Rocky Balboa's broken, oily torso was hoisted onto the political landscape and tossed aside like a side of gnarly beef by hardened southpaw, Senator Hillary Clinton (Exaggerated cough suggesting feigned detachment).

If Hillary likes to project machismo -- and her position on the Senate Arms Services Committee -- to offset the perceived political weakness of her gender among men, it is the Republican Party that goes way over board in citing ultra violent movies. What is it about conservatives and sanguinary cinematic fare? Evangelicals held church parties to view Mel Gibson's sado-masochistic representations of Christ's cathartic life mission. Of all the key themes of the life of Christ -- the courageous stance against the meaninglessness of the Caesarean power, the transformation of Greek Tragedy into existential actuality -- Gibson fixated, with all the subtlety of a gagged BD/SM aficionado, onto the "wetwork (Averted Gaze)."

Arnold Schwarzenegger, in a sense, is the perfect, oily Republican pol.
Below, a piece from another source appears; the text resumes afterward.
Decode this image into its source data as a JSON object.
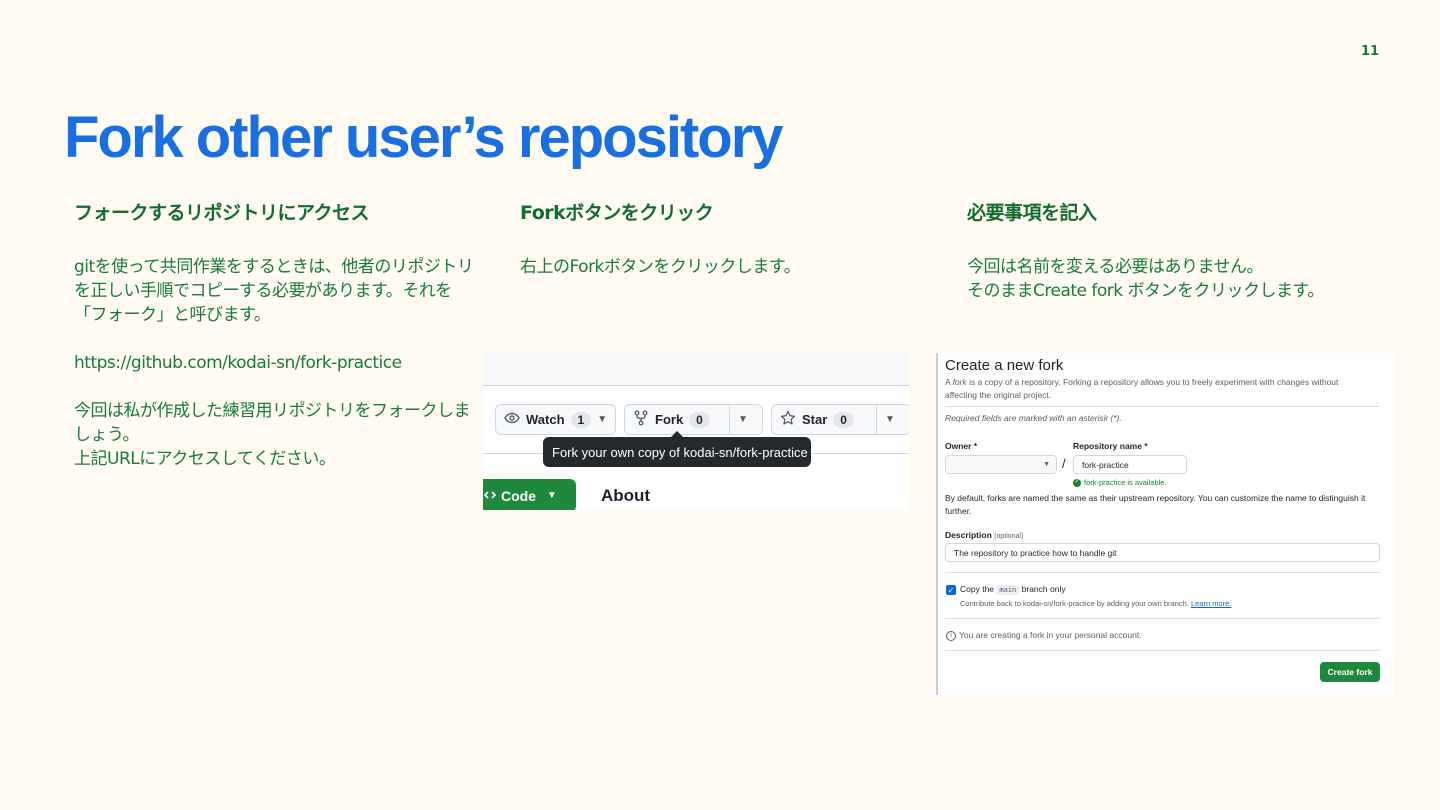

He probably farts gunpowder. As the archetype of the cowboy receded into the lonely horizon, hat-tipped obligingly, like something out of a Saul Steinberg lithograph,and The Action Figure, ominously, takes center stage (Averted Gaze).

Republican-conservative regimes oftentimes remain mum on violence in films -- but voluminous on the subject of film sex -- because their maintenance onto Power rests on fostering an atmosphere of national (in)security hyper consciousness. During the second Reagan administration, in the thick of the Cold War, films like the Friday the 13th series, the various Nightmares on Elm Street and Clive Barker's Hellraisings bloomed like dark flowers in our national public parks.


How curious, how positively Rovian, that in the run-up to the 2004 election, that the colors of the national security alerts moved our collective anxieties with kaleidoscopic nimbleness. Where now are those so niftily color-coded national security alerts to remind us to vote Republican? Oh yes, the Presidential elections are still far away. Bravo, Karl Rove: way to get that second term ...

South Korea, in the shadows of the monstrous Kim Jung-Il regime, has some of the most spectacularly violent films on the planet. And Japan, watching the encroaching shadow of the Chinese dragon similarly is finding its appetite for gore. Films depicting gore and horror flourish in the public marketplace during times of war as a sign of our collective anxieties. Catharsis and whatnot. The Cold War had "The Blob," South Korea has the cinema of Park Chanwook.

And Rocky Balboa/Rambo, by the way, is voting for Senator McCain.